Giovedì 28 giugno viene presentato il catalogo della mostra, con testi di Maria Fratelli, Italo Zannier, Andrea Tomasetig, Stefano Salis, Silvia Paoli e con design grafico di Leo Guerra. In tale occasione si inaugura la fotostoria milanese inedita realizzata da Zannier il 7 e 8 giugno mentre attraversava nei due sensi la Galleria Vittorio Emanuele II, fermandosi e scattando ogni dieci passi. Le 52 fotofanie in memoria sono diventate la selezione di 12 fotografie a colori in due serie.
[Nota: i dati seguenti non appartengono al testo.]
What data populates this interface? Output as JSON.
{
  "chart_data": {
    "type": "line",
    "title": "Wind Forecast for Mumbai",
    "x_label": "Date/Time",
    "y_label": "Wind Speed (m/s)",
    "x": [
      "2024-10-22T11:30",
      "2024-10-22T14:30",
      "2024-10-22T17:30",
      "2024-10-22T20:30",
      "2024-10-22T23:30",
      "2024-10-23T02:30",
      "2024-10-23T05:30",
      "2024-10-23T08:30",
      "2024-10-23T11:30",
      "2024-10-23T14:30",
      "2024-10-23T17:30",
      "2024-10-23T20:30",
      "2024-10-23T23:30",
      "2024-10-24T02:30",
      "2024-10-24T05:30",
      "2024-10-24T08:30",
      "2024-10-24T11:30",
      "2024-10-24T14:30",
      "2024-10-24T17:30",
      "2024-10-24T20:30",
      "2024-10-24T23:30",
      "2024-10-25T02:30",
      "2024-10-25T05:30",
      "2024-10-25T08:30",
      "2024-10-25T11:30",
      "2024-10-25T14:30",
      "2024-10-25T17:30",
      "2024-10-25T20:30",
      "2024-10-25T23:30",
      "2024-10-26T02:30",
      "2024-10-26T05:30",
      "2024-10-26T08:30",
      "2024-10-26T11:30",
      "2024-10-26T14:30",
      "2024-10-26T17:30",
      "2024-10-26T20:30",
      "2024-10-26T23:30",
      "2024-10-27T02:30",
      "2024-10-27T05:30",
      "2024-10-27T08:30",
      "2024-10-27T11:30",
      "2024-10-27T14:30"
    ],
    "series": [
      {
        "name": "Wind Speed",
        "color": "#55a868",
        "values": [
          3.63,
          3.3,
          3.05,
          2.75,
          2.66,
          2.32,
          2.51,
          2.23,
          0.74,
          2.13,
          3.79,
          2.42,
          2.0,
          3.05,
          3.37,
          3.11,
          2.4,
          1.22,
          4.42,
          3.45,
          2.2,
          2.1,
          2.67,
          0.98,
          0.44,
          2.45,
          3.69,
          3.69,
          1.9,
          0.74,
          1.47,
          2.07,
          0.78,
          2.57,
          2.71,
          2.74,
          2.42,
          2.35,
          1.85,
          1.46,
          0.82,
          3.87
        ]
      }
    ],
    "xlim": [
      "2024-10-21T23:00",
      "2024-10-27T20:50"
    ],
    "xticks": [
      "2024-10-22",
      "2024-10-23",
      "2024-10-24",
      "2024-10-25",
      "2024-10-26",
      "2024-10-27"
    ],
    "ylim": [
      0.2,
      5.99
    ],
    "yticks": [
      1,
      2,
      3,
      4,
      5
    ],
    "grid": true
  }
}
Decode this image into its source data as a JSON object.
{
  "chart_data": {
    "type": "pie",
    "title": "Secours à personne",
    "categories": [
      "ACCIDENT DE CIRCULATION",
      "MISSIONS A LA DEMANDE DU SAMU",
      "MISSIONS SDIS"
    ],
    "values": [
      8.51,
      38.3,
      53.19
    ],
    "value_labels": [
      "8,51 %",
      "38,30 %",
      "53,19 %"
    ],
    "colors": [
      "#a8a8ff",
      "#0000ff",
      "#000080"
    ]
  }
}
Sono l’esito di un lavoro nato con un’impostazione concettuale, reso leggero e coinvolgente dalla freschezza dello sguardo dell’autore e al contempo rigoroso per l’architettura del luogo inquadrata dal suo occhio sicuro.

L’esposizione “Fotofanie. 109 Fotografie di Italo Zannier”, a cura di Andrea Tomasetig, nasce da migliaia di scatti realizzati da uno dei maestri della fotografia italiana (Spilimbergo, 1932) nel triennio 2014-2017, conservati nella memoria della sua Sony tascabile – chiamati da Zannier “fotofanie”, apparizioni – e di cui solo una piccola parte sono diventate fotografie, stampate e firmate in copia unica in grande formato. Di queste, per la prima volta sono presentate 109 opere inedite, provenienti dalla collezione Pietro Valsecchi, nate da un’approfondita selezione in cui si ammirano alcuni tra i soggetti più interessanti della poetica di Zannier.